根幹を揺るがしかねない政党に対する失望
評者 BNPパリバ証券経済調査本部長 河野龍太郎
高成長がもたらす潤沢な税収の配分を政党が媒介した20世紀後半は、政党政治の黄金時代だった。今や各国とも税収は増えず、高齢化で社会保障費は膨らみ、費用の分担に頭を悩ます。既存政党の支持率は低下し、政党不要論が語られるあり様だ。
本書は、日本の政党政治の行方について、政治学の論客が理論的、歴史的にわかりやすく論じた好著である。
まず、私益を求める政党に一国の政治を委ねるのはなぜか。政党が代表するのは一部の集団の利益でも、複数の政党が有権者からの支持を求めて競争することが、全体の利益につながる。単一政党で一つの価値観に染まった社会は、一見強力に思えても、大きなショックに対して脆弱だ。

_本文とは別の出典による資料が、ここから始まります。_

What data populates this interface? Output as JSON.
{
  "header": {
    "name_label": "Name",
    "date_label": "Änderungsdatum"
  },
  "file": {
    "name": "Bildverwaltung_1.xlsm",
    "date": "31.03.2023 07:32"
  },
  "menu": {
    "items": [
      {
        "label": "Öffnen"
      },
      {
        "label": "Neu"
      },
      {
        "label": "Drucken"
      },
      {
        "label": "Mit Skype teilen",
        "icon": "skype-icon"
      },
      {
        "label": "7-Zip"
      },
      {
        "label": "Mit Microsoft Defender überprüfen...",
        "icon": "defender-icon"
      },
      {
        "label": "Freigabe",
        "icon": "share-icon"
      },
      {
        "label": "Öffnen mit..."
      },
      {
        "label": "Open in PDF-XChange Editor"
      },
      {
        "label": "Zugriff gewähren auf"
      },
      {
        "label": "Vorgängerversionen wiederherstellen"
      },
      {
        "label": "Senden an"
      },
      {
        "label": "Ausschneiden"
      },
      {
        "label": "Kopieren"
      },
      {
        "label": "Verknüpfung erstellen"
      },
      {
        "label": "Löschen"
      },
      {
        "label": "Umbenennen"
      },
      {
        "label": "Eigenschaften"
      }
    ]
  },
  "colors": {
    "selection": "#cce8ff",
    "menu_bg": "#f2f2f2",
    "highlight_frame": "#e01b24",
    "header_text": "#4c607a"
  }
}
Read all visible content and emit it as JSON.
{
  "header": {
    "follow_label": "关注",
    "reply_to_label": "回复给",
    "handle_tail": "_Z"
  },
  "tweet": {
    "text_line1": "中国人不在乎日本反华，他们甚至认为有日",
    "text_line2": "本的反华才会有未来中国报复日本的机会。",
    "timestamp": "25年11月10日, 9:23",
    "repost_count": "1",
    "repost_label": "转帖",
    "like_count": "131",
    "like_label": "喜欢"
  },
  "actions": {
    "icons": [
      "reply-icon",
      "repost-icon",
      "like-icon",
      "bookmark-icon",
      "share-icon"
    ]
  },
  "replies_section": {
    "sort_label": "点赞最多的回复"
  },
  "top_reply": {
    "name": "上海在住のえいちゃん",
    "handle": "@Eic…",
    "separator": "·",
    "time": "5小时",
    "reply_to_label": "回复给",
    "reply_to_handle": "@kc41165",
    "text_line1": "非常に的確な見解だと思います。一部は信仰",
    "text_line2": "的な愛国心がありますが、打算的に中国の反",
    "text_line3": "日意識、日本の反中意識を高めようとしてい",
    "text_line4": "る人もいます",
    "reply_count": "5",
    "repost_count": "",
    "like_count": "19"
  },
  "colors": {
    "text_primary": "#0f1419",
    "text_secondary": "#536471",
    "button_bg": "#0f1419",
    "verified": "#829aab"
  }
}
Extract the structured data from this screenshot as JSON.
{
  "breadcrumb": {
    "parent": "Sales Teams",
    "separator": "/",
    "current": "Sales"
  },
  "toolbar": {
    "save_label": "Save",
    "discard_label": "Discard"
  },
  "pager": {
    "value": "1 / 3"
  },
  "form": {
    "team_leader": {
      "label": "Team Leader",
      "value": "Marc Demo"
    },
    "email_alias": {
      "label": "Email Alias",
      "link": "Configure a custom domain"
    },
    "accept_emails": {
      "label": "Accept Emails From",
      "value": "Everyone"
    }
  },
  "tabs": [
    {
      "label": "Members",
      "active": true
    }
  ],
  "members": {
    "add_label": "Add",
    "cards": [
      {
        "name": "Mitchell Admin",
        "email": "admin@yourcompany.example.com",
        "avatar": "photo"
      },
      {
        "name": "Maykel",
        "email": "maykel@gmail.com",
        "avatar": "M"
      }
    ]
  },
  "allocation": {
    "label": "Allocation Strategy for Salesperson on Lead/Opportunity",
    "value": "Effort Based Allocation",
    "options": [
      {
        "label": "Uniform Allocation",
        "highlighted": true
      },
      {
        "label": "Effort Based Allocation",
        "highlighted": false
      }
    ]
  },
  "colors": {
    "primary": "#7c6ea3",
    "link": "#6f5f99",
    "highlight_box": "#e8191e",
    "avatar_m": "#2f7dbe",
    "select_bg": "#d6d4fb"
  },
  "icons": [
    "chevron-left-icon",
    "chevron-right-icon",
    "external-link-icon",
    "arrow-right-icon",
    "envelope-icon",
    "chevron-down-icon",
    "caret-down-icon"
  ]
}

野党が支持を失い、自民党内の派閥間での疑似政権交代の復活で十分と考える人も増えている。しかし、政権が一党で固定化すると、利益を享受する集団も固定化される。その弊害を強く懸念したから、政権交代を可能とすべく、我々は1990年代以降、選挙制度と執政制度の改革に着手した。現政権がTPPへの参加を決定したのも、下野の経験で利益集団との間に一定の距離が生まれたからだろう。